Komisi III DPR menggelar rapat kerja dengan Jaksa Agung Prasetyo, Senin (6/6/2016). Rapat yang dipimpin oleh Politisi Demokrat Benny K Harman kali ini membahas tentang APBN-P 2016.
Rapat ini tetap berjalan meskipun belum memenuhi kuorum dari total jumlah anggota. Saat rapat ini dimulai baru ada 17 orang dari total 40 orang. Meski demikian, Benny melanjutkan rapat karena ada enam fraksi yang hadir dalam rapat ini.
"Atas izin bapak dan ibu sekalian, izinkan kami membuka rapat ini. Rapat dibuka secara umum," kata Benny membuka rapat.

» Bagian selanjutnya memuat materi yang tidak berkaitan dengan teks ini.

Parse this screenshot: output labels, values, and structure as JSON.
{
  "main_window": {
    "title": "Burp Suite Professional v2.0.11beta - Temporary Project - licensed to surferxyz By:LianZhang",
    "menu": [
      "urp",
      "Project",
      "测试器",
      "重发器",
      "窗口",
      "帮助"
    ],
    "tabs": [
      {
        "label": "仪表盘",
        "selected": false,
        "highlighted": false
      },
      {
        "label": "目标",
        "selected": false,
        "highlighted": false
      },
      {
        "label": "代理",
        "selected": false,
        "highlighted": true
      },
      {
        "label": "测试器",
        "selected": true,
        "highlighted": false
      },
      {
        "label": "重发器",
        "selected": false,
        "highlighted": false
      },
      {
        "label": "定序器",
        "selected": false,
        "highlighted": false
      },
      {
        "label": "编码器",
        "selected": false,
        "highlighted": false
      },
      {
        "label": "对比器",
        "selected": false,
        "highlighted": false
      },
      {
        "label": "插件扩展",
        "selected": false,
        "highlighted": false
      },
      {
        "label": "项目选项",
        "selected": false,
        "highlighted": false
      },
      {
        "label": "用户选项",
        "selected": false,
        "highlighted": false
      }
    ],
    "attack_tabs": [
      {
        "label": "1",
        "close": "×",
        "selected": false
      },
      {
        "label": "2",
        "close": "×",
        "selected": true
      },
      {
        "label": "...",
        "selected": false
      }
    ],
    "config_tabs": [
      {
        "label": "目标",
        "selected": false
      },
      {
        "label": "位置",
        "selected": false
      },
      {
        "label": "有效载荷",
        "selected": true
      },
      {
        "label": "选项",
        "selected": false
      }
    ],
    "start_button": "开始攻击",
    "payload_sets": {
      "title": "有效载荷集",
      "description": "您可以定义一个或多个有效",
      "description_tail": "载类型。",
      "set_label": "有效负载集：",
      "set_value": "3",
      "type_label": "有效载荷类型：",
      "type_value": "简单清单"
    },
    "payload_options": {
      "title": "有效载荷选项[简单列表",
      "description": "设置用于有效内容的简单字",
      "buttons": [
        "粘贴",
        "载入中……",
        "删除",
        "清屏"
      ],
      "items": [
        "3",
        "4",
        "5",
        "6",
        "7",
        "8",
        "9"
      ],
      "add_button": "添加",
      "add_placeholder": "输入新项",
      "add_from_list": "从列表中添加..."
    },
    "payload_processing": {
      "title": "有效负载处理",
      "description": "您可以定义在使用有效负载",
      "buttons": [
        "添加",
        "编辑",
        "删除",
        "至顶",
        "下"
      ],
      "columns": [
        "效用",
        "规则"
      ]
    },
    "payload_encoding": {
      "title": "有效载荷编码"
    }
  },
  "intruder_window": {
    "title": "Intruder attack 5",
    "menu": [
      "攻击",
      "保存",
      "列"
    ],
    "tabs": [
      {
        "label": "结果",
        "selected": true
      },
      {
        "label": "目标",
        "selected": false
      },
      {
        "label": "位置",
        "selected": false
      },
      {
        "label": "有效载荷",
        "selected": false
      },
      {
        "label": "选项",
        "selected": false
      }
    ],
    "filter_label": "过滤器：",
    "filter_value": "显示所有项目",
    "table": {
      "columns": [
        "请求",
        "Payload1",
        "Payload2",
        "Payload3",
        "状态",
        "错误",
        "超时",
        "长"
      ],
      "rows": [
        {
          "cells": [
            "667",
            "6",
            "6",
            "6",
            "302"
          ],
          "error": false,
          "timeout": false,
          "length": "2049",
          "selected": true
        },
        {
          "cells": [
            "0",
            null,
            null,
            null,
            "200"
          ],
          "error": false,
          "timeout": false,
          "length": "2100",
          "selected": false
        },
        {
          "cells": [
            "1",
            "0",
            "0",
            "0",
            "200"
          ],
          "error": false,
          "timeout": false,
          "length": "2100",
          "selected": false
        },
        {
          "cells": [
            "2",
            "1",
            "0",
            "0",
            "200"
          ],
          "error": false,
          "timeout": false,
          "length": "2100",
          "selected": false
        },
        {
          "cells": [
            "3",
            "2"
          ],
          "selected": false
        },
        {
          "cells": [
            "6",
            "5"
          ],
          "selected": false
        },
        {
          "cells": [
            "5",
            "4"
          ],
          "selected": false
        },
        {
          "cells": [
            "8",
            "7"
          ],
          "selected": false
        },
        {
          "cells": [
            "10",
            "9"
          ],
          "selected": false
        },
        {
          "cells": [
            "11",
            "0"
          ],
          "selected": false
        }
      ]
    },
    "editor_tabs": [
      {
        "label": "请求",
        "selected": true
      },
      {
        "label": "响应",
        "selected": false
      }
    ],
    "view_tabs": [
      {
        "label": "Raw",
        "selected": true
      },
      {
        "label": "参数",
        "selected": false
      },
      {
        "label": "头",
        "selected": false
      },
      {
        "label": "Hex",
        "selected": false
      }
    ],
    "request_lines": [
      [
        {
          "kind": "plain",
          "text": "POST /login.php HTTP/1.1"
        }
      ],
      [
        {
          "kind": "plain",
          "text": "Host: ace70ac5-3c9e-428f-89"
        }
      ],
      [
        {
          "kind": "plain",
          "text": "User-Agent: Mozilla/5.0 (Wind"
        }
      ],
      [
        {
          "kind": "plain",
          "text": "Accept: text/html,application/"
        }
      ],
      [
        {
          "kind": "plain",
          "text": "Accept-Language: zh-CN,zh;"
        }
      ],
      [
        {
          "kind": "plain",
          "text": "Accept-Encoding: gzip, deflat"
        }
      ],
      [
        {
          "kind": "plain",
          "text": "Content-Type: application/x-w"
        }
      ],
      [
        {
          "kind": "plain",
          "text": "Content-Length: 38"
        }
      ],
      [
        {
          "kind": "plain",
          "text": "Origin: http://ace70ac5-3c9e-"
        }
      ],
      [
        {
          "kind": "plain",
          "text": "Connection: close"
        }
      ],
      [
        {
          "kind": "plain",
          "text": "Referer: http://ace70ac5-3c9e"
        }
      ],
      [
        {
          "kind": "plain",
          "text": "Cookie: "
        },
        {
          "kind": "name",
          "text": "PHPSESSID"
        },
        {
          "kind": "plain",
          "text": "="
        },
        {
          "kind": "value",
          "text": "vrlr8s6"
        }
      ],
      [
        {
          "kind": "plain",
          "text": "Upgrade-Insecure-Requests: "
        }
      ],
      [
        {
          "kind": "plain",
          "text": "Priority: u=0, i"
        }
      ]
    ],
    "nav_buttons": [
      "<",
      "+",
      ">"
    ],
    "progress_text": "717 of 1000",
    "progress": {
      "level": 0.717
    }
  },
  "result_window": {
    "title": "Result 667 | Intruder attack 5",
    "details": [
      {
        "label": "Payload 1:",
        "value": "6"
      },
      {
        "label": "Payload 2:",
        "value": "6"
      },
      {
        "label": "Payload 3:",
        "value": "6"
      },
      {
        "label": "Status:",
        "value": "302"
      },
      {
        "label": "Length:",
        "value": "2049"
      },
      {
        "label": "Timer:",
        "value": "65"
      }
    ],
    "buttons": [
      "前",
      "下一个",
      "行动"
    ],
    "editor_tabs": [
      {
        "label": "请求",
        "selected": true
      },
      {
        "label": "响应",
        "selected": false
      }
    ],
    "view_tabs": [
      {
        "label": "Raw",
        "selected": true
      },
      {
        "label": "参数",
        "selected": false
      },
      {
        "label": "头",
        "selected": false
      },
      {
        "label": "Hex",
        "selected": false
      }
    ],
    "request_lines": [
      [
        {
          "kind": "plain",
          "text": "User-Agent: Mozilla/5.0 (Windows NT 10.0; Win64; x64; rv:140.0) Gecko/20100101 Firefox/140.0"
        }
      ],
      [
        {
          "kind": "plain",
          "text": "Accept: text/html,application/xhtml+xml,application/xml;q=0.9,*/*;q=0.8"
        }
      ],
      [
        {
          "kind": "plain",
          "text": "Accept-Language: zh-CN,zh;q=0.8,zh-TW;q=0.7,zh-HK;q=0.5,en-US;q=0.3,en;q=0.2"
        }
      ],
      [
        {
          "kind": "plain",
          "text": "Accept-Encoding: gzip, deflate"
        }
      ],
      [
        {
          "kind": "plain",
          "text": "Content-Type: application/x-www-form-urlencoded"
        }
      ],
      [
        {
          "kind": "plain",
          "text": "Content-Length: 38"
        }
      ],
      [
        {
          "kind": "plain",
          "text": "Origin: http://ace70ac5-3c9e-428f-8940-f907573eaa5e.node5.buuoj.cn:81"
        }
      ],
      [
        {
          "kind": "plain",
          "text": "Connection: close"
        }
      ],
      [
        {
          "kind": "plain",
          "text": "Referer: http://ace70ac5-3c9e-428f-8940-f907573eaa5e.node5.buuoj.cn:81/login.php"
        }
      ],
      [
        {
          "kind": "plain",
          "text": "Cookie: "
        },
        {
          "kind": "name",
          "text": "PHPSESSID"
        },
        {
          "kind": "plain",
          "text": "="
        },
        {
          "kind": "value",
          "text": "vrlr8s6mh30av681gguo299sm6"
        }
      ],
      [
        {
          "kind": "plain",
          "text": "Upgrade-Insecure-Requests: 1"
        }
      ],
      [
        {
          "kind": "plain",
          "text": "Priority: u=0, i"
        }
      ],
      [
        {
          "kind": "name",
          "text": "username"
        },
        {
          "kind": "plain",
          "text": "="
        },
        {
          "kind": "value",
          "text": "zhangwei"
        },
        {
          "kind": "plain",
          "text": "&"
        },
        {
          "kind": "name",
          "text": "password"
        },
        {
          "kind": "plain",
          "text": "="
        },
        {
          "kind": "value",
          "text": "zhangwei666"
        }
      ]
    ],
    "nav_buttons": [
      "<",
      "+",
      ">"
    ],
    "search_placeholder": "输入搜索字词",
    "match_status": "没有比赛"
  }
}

Dalam paparannya, Jaksa Agung HM Prasetyo mengatakan anggaran Kejaksaan Agung yang mencapai Rp4 triliun masih dirasakan kurang cukup untuk penanganan Pidana Umum dan Pidana Khusus/Perdata. Meski demikian, Prasetyo mengklaim ada penghematan hingga Rp162 miliar pada bulan Mei 2016.
Selain itu, Prasetyo menerangkan kekurangan biaya ini karena adanya perubahan biaya langanan listrik, PLN, telepon, internet, mutasi pegawai. Selain itu juga ada perubahan dalam pokok perkantoran di antaranya pemeliharaan kendaraan.
Kemudian, Prasetyo menerangkan tentang pembangunan rumah rumah susun sewa di Kedoya yang dibutuhkan untuk pelaksanaan tugas penegakan hukum, dan adanya anggaran untuk pengadaan persandian, IT serta penginderaan.
Selain itu, Prasetyo menerangkan adanya moratorium pembangunan gedung kantor membuat Kejaksaan Agung mengalami permasalahan. Karena, sejalan dengan pemekaran daerah, Kejaksaan mengalami permasalahan di bidang penyediaan kantor bagi Kejati dan Kejari yang didirikan. Seperti di Sulawesi Barat, dan Papua Barat, belum ada Kejatinya.
"Kami berharap dukungan dari DPR Komisi III untuk anggaran dapat diupayakan di APBN-P 2016 ini," ujarnya.
"Sehingga kita minta tambahan Rp310 miliar," kata Prasetyo.